Decorrendo do que temos vindo a expor, é manifesto que a tematização heideggeriana não acolhe a possibilidade do que poderíamos chamar uma ‘hermenêutica criativa’, privilegiante de um paqoz estético.
O choque que provoca a existência mesma da obra não é desencadeado por um viso desta que, pela sua força, provocaria prazer ou outra qualquer emoção. Não é, de facto, aí, que reside para Heidegger, a verdade da experiência estética, sendo esta negada se assumida numa dimensão que exclusivamente a reconduza à aisqhsiz.
Parece-nos, que se não é dessa aproximação sensível à obra que provém o poder desgarrante e ‘qauma-tico’ desta, não deixa o filósofo de conceber uma certa ‘disponibilidade receptiva’ que poderíamos assemelhar a um acto de escuta, numa ressonância que aproxima a poética da obra a essa outra, de todas a mais mostrante, residente no poder nominativo da palavra.
A postura do Da-sein perante a obra – e o combate que se trava nela entre clareira e retraimento, é um estar co-respondendo ao que na obra silenciosamente se diz, não porque a obra ‘fale’, mas porque o homem incontornavelmente lhe acolhe o apelo, apelo que não o do ente-obra mesmo, mas do que nele se oferece: o brotar longínquo do ente que a obra de arte dá a ver.
Detentor do poder da palavra, esse meio conivente do ser de cada ente, o homem é perante a obra desenraizado da marca quotidiana do ente, para, numa espécie de nostalgia, sentir a dor que lhe provoca a proximidade desse longínquo: o ser que o ser-obra enquanto tal lhe revela.
Querer e saber, eis as características do homem enquanto ente disponível para escuta da obra enquanto instância em que o ser apela: «Querer, é com toda a sobriedade o pôr em liberdade que possibilita ir para lá de si mesmo em existindo e em se expondo à abertura do ente tal como esta se manifesta na obra. (...) A salvaguarda da obra é, enquanto saber, a calma e lúcida instância na e-normidade da verdade advindo na obra»[28].
A obra de arte é lugar em que se potencia o acto de transcensão do humano em relação ao familiar e habitual na prossecução de uma verdade mais primeira. Conceder a própria possibilidade de excedência em relação à sua vida interior, na via do horizonte em que o homem co-responde mais ao seu ser, a saber, à verdade, eis a dádiva principal que a obra de arte concede ao Dasein.

VIII.

A necessidade de tematizar numa mesma conivência uma ontologia da obra de arte e a sua ‘significação hermenêutica’ conduziu-nos, neste nosso percurso, à dilucidação da questão da instauração poética da verdade e do trabalho humano de salvaguarda, enquanto momentos característicos da concepção heideggeriana da obra de arte.
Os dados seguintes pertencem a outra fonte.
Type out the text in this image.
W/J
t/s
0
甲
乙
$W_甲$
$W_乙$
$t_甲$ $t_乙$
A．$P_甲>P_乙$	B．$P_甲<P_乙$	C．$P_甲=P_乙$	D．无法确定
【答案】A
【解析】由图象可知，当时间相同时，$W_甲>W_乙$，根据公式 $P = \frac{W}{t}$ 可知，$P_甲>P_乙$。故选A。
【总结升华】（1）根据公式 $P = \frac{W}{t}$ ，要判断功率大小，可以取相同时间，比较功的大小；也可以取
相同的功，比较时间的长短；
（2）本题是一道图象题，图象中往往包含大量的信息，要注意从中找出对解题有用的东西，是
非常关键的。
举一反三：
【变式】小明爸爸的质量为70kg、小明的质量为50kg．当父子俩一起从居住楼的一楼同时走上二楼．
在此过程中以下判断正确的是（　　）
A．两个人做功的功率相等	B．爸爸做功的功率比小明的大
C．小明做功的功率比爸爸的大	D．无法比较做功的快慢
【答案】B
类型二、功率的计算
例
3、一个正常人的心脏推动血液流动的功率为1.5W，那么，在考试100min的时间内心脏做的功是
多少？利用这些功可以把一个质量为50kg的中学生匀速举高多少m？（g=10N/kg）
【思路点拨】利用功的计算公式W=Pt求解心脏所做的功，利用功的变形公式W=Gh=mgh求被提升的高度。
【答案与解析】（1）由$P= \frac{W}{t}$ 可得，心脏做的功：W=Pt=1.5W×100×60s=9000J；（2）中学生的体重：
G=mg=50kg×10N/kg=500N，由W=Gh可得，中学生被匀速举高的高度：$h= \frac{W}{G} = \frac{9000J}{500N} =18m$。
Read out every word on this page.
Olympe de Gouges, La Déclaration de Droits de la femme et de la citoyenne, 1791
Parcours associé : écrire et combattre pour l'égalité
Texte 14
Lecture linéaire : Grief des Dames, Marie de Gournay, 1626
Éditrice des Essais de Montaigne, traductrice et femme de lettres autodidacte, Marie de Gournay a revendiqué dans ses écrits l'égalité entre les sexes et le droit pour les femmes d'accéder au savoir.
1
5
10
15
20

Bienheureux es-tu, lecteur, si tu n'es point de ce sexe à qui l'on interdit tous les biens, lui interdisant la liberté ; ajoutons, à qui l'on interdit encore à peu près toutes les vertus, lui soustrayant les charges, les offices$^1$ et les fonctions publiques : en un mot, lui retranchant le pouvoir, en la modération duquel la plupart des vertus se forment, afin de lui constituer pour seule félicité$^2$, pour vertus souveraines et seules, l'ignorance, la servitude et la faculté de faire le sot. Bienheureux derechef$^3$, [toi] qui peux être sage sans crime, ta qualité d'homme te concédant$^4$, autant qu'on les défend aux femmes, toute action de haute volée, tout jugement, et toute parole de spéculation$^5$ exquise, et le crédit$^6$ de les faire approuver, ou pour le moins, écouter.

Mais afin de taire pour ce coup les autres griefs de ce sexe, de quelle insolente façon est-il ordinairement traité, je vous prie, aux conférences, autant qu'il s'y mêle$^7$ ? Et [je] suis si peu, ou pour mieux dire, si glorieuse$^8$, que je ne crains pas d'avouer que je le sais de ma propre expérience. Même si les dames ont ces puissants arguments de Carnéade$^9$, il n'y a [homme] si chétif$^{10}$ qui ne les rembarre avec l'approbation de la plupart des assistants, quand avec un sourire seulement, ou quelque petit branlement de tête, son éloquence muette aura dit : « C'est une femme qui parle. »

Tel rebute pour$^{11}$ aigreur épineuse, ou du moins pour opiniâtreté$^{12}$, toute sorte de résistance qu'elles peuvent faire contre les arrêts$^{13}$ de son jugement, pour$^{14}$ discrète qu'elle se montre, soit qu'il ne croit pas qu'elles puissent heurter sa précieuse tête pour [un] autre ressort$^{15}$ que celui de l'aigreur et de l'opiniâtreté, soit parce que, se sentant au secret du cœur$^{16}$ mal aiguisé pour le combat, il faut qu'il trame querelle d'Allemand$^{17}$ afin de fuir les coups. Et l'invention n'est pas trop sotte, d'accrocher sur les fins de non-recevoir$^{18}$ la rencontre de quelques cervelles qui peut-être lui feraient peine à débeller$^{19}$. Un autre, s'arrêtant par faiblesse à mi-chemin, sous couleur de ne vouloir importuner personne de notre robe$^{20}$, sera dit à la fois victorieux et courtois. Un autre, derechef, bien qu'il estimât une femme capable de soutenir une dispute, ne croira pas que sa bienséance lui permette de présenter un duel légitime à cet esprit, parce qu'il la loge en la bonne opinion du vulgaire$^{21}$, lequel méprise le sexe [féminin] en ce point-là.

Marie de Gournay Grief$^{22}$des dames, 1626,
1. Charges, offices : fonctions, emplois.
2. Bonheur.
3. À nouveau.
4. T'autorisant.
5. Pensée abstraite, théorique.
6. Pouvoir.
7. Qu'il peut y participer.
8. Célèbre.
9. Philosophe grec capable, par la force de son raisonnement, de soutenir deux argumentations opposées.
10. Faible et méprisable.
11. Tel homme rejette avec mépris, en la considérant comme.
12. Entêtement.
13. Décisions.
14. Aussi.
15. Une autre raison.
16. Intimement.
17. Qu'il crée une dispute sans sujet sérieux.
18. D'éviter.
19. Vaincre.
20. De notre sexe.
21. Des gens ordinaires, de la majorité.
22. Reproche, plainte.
O facto, incontornável no pensamento do filósofo, de que o Ser é assignação e direcção ao homem na mesma medida em que o homem ele próprio é um ‘projecto’ do Ser e o seu mais inacabado dos poemas, faz-nos relevar o coligimento da tematização ontológica e antropológica na concepção da obra de arte na sua mesmesura, com essa outra que atine à salvaguarda da mesma pelo Da-sein.
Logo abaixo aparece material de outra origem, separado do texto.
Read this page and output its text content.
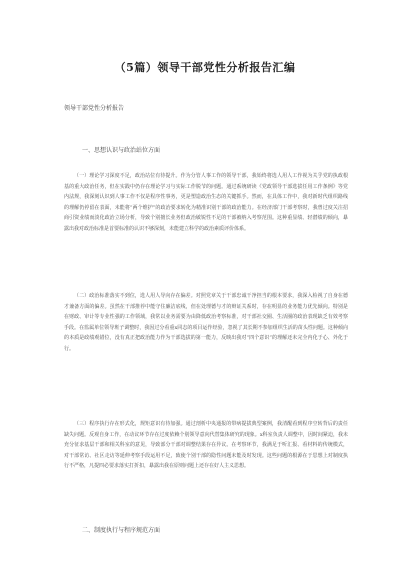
（5篇）领导干部党性分析报告汇编
领导干部党性分析报告
一、思想认识与政治站位方面

（一）理论学习深度不足，政治站位有待提升。作为分管人事工作的领导干部，我始终将选人用人工作视为关乎党的执政根基的重大政治任务，但在实践中仍存在理论学习与实际工作脱节的问题。通过系统研读《党政领导干部选拔任用工作条例》等党内法规，我深刻认识到人事工作不仅是程序性事务，更是塑造政治生态的关键抓手。然而，在具体工作中，我对新时代组织路线的理解仍停留在表面，未能将“两个维护”的政治要求转化为精准识别干部的政治能力。在经济部门干部考察时，我曾过度关注招商引资业绩而淡化政治立场分析，导致个别擅长业务但政治敏锐性不足的干部被纳入考察范围。这种重显绩、轻潜绩的倾向，暴露出我对政治标准是首要标准的认识不够深刻，未能建立科学的政治素质评价体系。

（二）政治标准落实不到位，选人用人导向存在偏差。对照党章关于干部忠诚干净担当的根本要求，我深入检视了自身在德才兼备方面的偏差。虽然在干部推荐中能守住廉洁底线，但在处理德与才的辩证关系时，存在明显的业务能力优先倾向。特别是在财政、审计等专业性强的工作领域，我常以业务需要为由降低政治考察标准，对干部社交圈、生活圈的政治表现缺乏有效考察手段。在监属单位领导班子调整时，我因过分看重x同志的项目运作经验，忽视了其长期不参加组织生活的苗头性问题。这种倾向的本质是政绩观错位，没有真正把政治能力作为干部选拔的第一能力，反映出我对“四个意识”的理解还未完全内化于心、外化于行。

（三）程序执行存在形式化，规矩意识有待加强。通过剖析中央通报的带病提拔典型案例，我清醒看到程序空转背后的责任缺失问题。反观自身工作，在动议环节存在过度依赖个别领导意向代替集体研究的现象。x科室负责人调整中，因时间紧迫，我未充分征求基层干部和相关科室的意见，导致部分干部对调整结果存在异议。在考察环节，我满足于听汇报、看材料的传统模式，对干部常访、社区走访等延伸考察手段运用不足，致使个别干部的隐性问题未能及时发现。这些问题的根源在于思想上对制度执行不严格，凡提四必要求落实打折扣，暴露出我在原则问题上还存在好人主义思想。

二、制度执行与程序规范方面
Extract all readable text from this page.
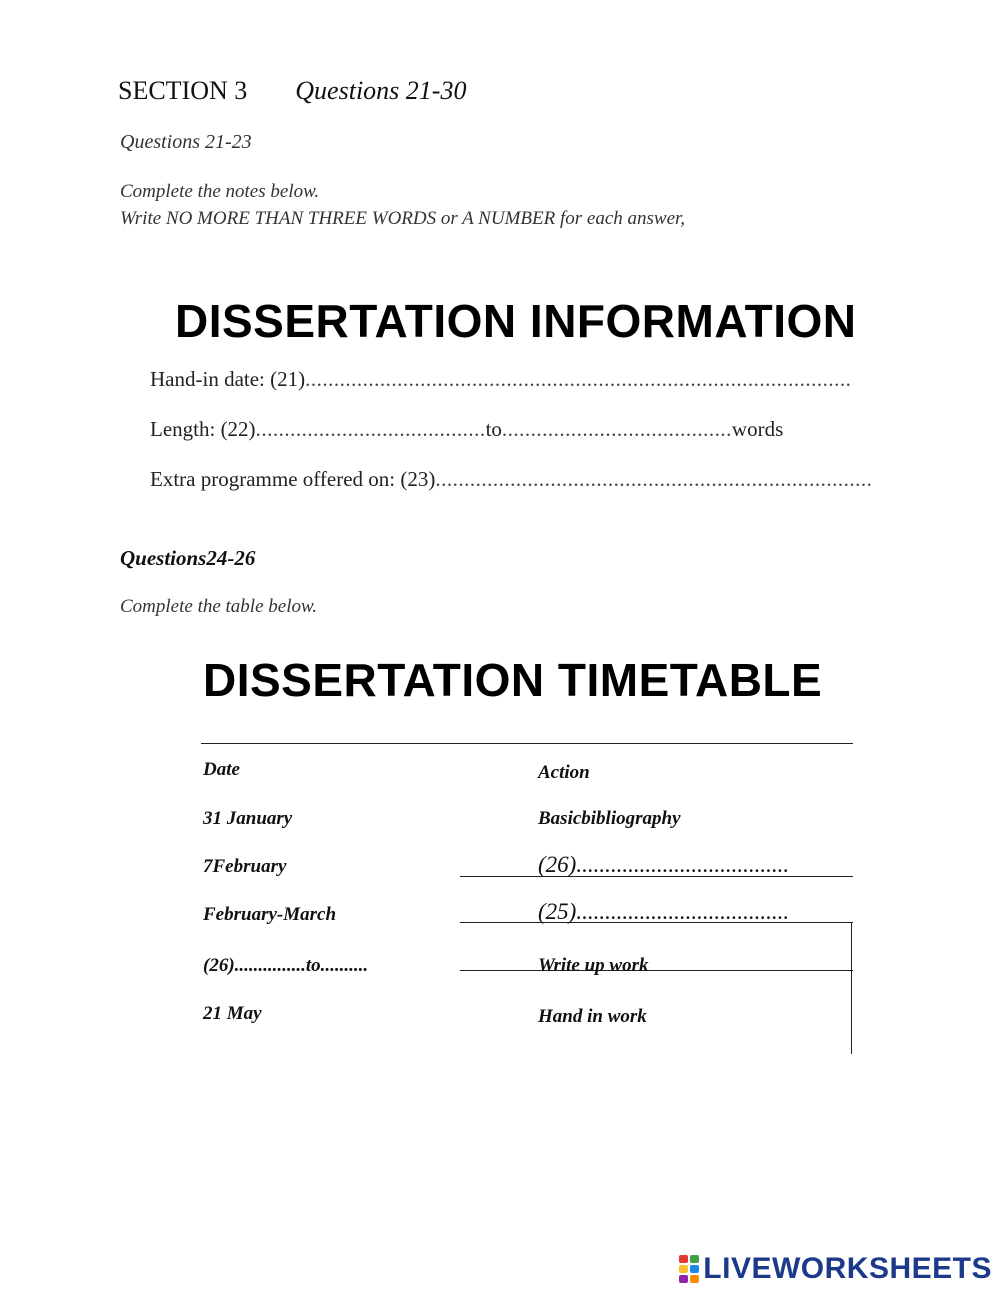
SECTION 3 Questions 21-30
Questions 21-23
Complete the notes below.
Write NO MORE THAN THREE WORDS or A NUMBER for each answer,
DISSERTATION INFORMATION
Hand-in date: (21)...............................................................................................
Length: (22)........................................to........................................words
Extra programme offered on: (23)............................................................................
Questions24-26
Complete the table below.
DISSERTATION TIMETABLE
Date	Action
31 January	Basicbibliography
7February	(26).....................................
February-March	(25).....................................
(26)...............to..........	Write up work
21 May	Hand in work
LIVEWORKSHEETS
Assim, a pergunta que demanda: a tematização heideggeriana da arte tem como nexo dinâmico o homem ou o Ser? Terá de ter resposta algo dúbia e inexplícita, no seio do próprio texto de Heidegger: se respondemos a favor do homem, teremos que a concepção do filósofo não poderá descurar a metafísica, se bem que atentando também ao originário de onde esta brota enquanto postura historial da nossa ek-sistência ocidental; se nos decidirmos exclusivamente pelo Ser então a determinação da arte redundará inevitavelmente na questão fulcral da ontologia: o que é o Ser? E enredar-se-á nela a ponto de se tornar aporética, porquanto, descurando o homem, e a metafísica em que este habita, perguntar-se-á: como explicar o processo historial de salvaguarda da arte, sem um Dasein que o cumpra e explicite?
O termo ‘historial’, relevado por nós a propósito desta dúplice possibilidade, parece-nos fundamental, fazendo brotar uma questão necessariamente subsequente: que relação entre verdade e dimensão historial? Ou seja: «O que resta é a questão de saber se a arte é ainda, ou se não o é mais, uma maneira essencial e necessária de advento da verdade que decida do nosso Dasein historial»[29].
O que no questionar de Heidegger nos parece mais aporético, e justamente na proporção em que é uma temática fulcral, reside na dificuldade em explicitar de que modo o homem enquanto ente historial que, como tal, salvaguarda, pode estar também sempre perto da fonte, isto é, da matriz grega do despoletar possibilitador da metafísica enquanto postura indagante.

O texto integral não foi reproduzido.